Occasionally it might be appropriate to hide content from voice output users or deliver alternative content. For example, you may want to hide instructions on how to use the app that are targeted exclusively at sighted users and replace it with instructions for voice output users. By setting isScreenReaderActive you can detect whether voice output is running and serve appropriate content. A word of caution, however: use this technique judiciously, because 99 per cent of the time all content should be fully accessible to all users.
Input via the keyboard is very fiddly for voice output users. As such you want to avoid free input fields as much as possible and replace them with radio buttons, checkboxes and toggle buttons, which are easier to use and have less margin for input errors.
Just as individual controls must be made accessible so too must custom views.
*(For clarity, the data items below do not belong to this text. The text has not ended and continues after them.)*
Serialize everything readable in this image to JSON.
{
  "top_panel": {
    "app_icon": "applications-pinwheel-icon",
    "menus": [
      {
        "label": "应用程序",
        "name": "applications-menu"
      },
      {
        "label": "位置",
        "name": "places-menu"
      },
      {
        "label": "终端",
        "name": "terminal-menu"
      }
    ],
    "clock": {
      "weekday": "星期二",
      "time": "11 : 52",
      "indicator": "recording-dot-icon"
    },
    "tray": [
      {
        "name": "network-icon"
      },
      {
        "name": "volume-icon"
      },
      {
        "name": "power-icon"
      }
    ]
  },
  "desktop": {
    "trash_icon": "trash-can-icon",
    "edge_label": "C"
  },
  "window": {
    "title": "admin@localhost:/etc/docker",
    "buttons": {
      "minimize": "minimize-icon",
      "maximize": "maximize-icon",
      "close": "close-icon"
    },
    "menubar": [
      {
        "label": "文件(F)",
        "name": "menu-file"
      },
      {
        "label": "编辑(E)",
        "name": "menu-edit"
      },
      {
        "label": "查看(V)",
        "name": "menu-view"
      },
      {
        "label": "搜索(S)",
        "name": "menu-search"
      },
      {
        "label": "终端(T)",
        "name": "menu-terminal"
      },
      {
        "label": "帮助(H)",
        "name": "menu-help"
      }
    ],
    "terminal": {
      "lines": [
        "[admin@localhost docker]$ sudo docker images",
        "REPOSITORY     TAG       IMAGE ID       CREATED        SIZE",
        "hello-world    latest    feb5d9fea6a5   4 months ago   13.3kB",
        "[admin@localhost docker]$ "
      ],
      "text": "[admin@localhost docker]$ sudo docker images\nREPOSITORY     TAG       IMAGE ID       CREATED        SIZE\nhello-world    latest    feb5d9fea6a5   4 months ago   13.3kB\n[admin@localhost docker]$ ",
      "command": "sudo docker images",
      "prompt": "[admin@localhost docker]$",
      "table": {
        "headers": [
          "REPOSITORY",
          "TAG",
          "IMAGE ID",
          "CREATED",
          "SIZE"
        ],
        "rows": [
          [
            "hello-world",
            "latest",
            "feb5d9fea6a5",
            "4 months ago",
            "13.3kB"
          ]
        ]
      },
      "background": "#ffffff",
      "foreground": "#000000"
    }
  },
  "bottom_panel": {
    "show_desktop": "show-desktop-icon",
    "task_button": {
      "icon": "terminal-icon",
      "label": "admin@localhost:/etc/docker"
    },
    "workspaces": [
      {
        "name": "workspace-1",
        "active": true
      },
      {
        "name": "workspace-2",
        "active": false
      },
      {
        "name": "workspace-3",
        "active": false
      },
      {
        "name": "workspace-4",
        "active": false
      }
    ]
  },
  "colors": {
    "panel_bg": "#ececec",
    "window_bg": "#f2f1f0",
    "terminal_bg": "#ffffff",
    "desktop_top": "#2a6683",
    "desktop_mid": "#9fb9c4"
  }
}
In addition to this, if building a hybrid app make sure web content is accessible following desktop accessibility best practices by providing alternatives for images, good semantics, focus order and labelling of form fields.Test
A useful development tool for day to day testing is Lint. This automated tool checks for a subset of accessibility issues such as missing contentDescription and missing input types. You can also write custom scripts to test for other issues you might want to flag.
While useful for day-to-day development, Lint is not a thorough test for accessibility. To really know whether the app is accessible you need to test it with disabled users, or test content yourself using Talkback. By doing this you will be able to assess not just if objects and form inputs are labelled but also whether the labels adequately describe the context and make sense. In other words, you test not just the accessibility of the app but how usable it is for voice output users.
Ideally you should test while not looking at the screen. Unlike iOS, which uses Screen Curtain to switch the screen off while VoiceOver is running, Android has no built in functionality to do this. A workaround if testing web content is to set the screen brightness to zero in the browser accessibility settings. To test apps you can use the download Shads, which lowers your screen brightness to the bare minimum.
Once done you can then test voice output support by running the following tests:
- Are all objects labelled?
- Are decorative objects ignored?
- Are all form inputs labelled?
- Are changes of state announced?
- Are the correct input types used?
- Is content order logical
If testing web content, it’s worth testing not just in the native browser but also in Chrome and Firefox Nightly, both of which have excellent voice output support. Firefox Nightly also provides keyboard shortcuts to perform common actions such as navigate between headings, form elements, links and so on.